Keringat membasahi wajah Virzash yang merah padam, membuat Venus tertawa geli sebab temannya itu tampak lucu di matanya. Mereka berdua sama-sama terkejut saat selanjutnya telapak kiri Virzash mengeluarkan asap. Venus mengangguk menyemangati saat cowok bayi itu memandangnya. Virzash kembali mengerahkan konsentrasinya. Anak laki-laki itu menggertakkan gigi hingga urat di wajahnya menonjol bagaikan cacing dalam kulit transparan. Tangan kanan Virzash sedikit demi sedikit mulai membeku. Tangan kirinya masih mengeluarkan asap, tetapi belum ada tanda-tanda terbentuknya api yang solid.

“Wah, keren,” puji Venus, ikut merasa senang.

“Venus!”

Venus terlonjak, dan untuk kedua kalinya dalam hari ini, ia gelagapan lagi. Konsentrasi Virzash terpecah, dan kekuatan Bakat-nya seketika menghilang. Anak itu melotot pada Venus, seakan yang membuatnya kaget bukan Pak Zub.

“Kenapa tidak berlatih?!” omel Pak Zub jengkel.

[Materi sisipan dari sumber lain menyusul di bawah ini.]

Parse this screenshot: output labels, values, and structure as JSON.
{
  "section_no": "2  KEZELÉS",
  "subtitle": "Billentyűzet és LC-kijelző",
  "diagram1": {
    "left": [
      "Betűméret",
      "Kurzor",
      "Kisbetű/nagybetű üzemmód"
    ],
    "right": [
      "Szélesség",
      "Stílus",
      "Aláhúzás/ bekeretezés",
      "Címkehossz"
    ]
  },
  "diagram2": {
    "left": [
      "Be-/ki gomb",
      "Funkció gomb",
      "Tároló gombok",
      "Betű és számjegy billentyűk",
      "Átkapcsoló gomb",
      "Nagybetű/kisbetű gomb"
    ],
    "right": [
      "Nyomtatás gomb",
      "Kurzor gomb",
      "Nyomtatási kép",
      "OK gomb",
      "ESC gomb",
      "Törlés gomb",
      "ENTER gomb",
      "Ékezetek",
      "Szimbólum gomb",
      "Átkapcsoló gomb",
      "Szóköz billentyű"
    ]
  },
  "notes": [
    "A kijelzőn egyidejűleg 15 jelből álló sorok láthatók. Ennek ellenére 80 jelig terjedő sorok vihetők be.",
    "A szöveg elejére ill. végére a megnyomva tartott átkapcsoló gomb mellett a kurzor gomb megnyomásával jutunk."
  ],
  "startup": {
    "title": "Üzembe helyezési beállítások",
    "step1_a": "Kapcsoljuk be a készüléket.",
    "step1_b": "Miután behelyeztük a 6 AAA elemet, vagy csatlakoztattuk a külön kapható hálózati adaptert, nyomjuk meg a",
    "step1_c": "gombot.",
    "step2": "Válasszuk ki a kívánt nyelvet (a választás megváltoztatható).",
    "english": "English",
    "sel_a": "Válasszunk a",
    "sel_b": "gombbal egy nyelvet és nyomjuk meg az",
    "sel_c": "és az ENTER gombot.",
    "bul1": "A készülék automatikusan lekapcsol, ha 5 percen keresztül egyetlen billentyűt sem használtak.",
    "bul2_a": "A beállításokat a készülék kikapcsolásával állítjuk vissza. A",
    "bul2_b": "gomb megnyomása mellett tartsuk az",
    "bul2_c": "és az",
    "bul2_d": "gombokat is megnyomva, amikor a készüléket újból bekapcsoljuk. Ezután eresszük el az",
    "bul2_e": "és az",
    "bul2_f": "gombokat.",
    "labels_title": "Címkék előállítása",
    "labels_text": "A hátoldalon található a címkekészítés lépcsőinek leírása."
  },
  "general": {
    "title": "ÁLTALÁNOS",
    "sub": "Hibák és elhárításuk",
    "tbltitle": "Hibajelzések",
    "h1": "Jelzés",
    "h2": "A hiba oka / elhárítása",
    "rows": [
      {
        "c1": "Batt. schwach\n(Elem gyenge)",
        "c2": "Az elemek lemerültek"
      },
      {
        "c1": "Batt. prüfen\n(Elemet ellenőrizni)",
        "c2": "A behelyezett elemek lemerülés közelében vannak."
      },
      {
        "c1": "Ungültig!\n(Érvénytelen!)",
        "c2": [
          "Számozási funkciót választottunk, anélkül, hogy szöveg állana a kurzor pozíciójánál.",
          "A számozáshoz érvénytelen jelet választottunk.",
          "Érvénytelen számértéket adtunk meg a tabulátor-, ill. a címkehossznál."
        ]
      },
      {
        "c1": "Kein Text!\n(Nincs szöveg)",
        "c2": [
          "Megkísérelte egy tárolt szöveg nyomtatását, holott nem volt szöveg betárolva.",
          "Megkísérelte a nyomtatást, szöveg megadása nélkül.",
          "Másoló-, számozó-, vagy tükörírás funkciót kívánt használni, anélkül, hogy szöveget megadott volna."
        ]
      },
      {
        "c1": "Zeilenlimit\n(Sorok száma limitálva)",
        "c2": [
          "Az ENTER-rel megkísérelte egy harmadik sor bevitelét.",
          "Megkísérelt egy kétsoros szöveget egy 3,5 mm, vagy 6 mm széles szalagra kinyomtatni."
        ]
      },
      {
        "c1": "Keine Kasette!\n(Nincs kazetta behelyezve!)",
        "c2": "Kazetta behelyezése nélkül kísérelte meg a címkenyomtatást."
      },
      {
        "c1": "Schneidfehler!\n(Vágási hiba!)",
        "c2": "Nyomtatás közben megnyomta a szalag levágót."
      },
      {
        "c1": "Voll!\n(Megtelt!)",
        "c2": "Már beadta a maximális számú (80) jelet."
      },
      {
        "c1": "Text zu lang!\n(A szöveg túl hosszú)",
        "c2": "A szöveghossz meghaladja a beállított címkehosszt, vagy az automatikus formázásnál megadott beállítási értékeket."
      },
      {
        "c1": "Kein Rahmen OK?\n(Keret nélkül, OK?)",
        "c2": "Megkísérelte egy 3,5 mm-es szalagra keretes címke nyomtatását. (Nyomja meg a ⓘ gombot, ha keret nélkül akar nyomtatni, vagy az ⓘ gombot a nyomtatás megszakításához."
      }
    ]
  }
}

Venus buru-buru berkonsentrasi, entah kenapa, pada bayangan banteng bernapas api. Alhasil membuatnya bersimbah peluh tanpa hasil. Setelah sadar akan bayangan mustahil itu, ia segera memikirkan hal lain.

Batu.

Namun, sebelum Venus berhasil, suara alarm peringatan membahana di sepenjuru lapangan. Selanjutnya, terdengar suara berat seperti robot yang seolah-olah keluar dari mana-mana. Robot jantan, Venus teringat dengan geli. Namun, ia tak bisa merasa geli lebih lama lagi.

“BAHAYA! PENYUSUP BANASPATI API! PARA VOLT, KELUAR DARI SINI!”

“BAHAYA! PARA VOLT, TINGGALKAN TEMPAT INI! SEKARANG!”